Meskipun angka ini dapat digunakan sebagai dasar gambaran mengenai objek penelitian--dalam hal ini pakaian korban--karena menunjukkan kategori dengan proporsi terbesar, namun besarnya proporsi bisa jadi ada karena wanita Indonesia jika keluar rumah memang mayoritas mengenakan rok dan celana panjang. Dengan demikian, kita tidak tahu apakah ini berkaitan dengan faktor pelecehan seksual atau faktor lainnya.

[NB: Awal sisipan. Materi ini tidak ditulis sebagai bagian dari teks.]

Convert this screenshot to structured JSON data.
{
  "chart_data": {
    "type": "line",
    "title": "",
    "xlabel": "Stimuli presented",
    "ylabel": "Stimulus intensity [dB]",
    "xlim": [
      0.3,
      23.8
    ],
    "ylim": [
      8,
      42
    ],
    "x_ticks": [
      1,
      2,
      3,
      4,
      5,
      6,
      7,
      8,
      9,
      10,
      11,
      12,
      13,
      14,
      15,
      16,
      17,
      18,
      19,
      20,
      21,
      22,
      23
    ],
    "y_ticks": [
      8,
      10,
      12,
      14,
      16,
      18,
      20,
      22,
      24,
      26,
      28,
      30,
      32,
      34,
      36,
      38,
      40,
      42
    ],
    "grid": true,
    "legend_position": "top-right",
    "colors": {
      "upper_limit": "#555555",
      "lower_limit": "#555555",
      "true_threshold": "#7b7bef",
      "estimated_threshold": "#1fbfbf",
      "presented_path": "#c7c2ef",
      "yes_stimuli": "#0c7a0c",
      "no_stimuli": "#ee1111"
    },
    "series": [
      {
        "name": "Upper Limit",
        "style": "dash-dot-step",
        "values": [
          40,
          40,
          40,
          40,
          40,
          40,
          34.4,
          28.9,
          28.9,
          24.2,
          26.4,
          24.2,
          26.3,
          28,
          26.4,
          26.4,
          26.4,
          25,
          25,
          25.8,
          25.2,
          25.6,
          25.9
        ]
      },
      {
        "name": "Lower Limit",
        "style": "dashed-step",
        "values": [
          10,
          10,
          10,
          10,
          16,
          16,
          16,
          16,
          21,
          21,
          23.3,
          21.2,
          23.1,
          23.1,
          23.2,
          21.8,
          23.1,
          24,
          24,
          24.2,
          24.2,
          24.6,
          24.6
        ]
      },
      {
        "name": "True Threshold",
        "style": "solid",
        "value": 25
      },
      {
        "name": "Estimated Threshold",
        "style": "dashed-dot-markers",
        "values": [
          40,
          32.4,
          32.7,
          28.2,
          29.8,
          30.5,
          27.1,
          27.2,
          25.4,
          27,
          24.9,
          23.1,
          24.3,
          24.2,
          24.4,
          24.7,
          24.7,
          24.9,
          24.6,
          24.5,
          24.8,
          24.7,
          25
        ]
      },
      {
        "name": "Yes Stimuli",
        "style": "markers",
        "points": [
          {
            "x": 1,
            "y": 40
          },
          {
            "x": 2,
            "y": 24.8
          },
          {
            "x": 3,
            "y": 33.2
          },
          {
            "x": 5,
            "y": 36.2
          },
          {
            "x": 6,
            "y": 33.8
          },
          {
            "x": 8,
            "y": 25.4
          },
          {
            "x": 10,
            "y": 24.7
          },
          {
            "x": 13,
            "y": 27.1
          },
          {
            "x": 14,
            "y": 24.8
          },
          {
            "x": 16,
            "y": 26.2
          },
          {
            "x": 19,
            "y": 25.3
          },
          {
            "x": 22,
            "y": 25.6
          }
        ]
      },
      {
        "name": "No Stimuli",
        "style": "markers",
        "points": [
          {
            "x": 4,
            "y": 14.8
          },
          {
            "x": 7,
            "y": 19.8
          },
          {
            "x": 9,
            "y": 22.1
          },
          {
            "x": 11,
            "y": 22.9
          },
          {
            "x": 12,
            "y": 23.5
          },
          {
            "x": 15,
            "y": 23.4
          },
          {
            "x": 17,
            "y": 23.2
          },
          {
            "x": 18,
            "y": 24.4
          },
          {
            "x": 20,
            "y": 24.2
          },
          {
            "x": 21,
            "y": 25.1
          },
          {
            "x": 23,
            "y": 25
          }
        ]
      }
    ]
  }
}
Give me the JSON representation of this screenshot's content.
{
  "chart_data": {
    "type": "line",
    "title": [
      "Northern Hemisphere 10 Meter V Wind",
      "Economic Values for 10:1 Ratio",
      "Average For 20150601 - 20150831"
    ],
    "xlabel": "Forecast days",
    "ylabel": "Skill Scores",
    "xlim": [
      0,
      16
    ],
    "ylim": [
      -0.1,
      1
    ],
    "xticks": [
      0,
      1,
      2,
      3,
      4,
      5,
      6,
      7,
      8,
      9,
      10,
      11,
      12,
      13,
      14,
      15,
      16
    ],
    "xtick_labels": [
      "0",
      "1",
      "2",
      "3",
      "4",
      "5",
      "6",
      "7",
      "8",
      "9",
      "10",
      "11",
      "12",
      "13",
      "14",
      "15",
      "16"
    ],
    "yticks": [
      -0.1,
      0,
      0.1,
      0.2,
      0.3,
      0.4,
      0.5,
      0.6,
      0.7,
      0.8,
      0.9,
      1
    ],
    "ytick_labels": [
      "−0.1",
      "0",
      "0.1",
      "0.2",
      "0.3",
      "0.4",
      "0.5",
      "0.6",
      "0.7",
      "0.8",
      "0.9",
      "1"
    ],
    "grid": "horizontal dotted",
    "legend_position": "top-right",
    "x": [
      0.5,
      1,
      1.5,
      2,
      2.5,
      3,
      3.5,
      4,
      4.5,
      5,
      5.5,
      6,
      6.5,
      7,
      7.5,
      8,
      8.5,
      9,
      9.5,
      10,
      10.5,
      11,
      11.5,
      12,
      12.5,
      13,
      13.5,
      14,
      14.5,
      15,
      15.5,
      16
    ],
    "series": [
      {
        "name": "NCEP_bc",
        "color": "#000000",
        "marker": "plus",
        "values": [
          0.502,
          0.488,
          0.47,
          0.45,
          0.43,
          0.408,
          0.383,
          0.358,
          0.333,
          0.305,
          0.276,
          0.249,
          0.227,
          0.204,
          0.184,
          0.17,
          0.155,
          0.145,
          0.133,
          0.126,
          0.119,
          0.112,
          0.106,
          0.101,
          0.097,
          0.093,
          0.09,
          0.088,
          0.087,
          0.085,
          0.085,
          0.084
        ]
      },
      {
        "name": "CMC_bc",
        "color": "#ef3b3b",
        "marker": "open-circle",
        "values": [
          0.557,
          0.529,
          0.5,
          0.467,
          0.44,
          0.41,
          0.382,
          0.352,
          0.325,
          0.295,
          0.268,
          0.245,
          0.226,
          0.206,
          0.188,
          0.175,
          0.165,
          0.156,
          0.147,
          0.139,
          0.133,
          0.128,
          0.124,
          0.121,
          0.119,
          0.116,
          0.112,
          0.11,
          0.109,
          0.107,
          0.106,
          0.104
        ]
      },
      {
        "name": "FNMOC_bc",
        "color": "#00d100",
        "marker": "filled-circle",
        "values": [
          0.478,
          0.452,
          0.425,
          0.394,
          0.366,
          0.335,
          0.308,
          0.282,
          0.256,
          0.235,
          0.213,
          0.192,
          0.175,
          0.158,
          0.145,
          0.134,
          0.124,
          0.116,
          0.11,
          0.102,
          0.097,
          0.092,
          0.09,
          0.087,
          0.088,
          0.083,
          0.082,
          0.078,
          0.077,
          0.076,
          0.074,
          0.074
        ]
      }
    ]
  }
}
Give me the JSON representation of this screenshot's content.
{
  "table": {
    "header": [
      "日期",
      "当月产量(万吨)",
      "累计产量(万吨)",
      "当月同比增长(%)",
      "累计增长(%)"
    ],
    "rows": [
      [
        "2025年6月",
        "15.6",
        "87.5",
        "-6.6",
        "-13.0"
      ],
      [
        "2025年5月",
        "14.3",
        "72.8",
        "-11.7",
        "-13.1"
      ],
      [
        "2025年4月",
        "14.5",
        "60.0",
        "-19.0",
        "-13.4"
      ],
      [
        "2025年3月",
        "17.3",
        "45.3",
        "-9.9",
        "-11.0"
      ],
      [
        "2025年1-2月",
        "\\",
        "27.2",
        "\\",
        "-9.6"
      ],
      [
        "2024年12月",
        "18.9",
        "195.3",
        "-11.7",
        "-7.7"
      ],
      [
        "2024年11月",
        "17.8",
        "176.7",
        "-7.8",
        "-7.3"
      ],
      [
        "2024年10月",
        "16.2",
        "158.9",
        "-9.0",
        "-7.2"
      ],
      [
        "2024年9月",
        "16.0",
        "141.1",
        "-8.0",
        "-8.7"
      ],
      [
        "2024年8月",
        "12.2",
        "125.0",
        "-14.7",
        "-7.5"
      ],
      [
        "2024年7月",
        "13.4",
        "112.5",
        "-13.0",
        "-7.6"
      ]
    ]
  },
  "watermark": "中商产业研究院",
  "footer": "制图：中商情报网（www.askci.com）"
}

Untuk menganalisis lebih lanjut mengenai seberapa besar resiko seseorang yang berpakaian terbuka menjadi korban pelecehan seksual dibanding orang yang berpakaian tertutup, bisa dianalisis melalui penghitungan Relative risk (resiko relatif) atau Odd Ratio (faktor resiko). Analisis jenis ini adalah analisis yang sering digunakan dalam bidang kesehatan, karena menghitung seberapa besar resiko suatu kelompok terkena sesuatu dibandingkan dengan kelompok lainnya. Jika pembaca masih bingung, mungkin pembaca pernah mendengar kalimat yang berbunyi, "Keturunan diabetes beresiko terkena diabetes 6 kali lebih tinggi dibandingkan non keturunan diabetes", ini adalah salah satu contoh dari penggunaan Relative Risk.

Jadi, dalam kasus ini, selain menghitung jenis pakaian korban, kita juga perlu menghitung jenis pakaian orang yang tidak terkena pelecehan seksual. Dengan demikian, perhitungan resiko melalui metode Relative Risk ataupun Odd ratio menjadi mungkin dilakukan. Sayang sekali penelitian yang dilakukan oleh KRPA tidak menghitung jenis pakaian yang digunakan oleh orang yang tidak mengalami pelecehan seksual, sehingga perhitungan melalui metode ini menjadi tidak bisa dilakukan. Selain Relative risk  dan Odd Ratio, masih ada beberapa metode lain yang dapat digunakan, namun tampaknya tak satupun dari metode itu dilakukan oleh  KRPA untuk menjawab pertanyaan di poin ini.

Kesimpulannya, jika yang kita miliki hanya hasil penelitian yang diterbitkan oleh KRPA, saya rasa jawaban paling tepat dari pertanyaan 'apakah benar ada hubungan antara pakaian yang dikenakan korban terhadap pelecehan seksual', adalah 'tidak tahu'.

3. Mengapa saya menulis tentang hal ini?

Karena, jika data itu disuarakan dengan cara yang tidak benar, maka akan ada insight yang tidak benar pula. Ujung-ujungnya, tindakan atau kebijakan yang akan diambil oleh orang-orang juga akan salah. 

Survei ini merupakan survei yang telah dan akan dijadikan rujukan oleh masyarakat umum untuk bertindak di masyarakat. Ketika datanya diartikan dengan cara yang tidak tepat, maka akan menyebabkan pengaruh yang bisa jadi besar, sebab memuat sikap masyarakat secara keseluruhan.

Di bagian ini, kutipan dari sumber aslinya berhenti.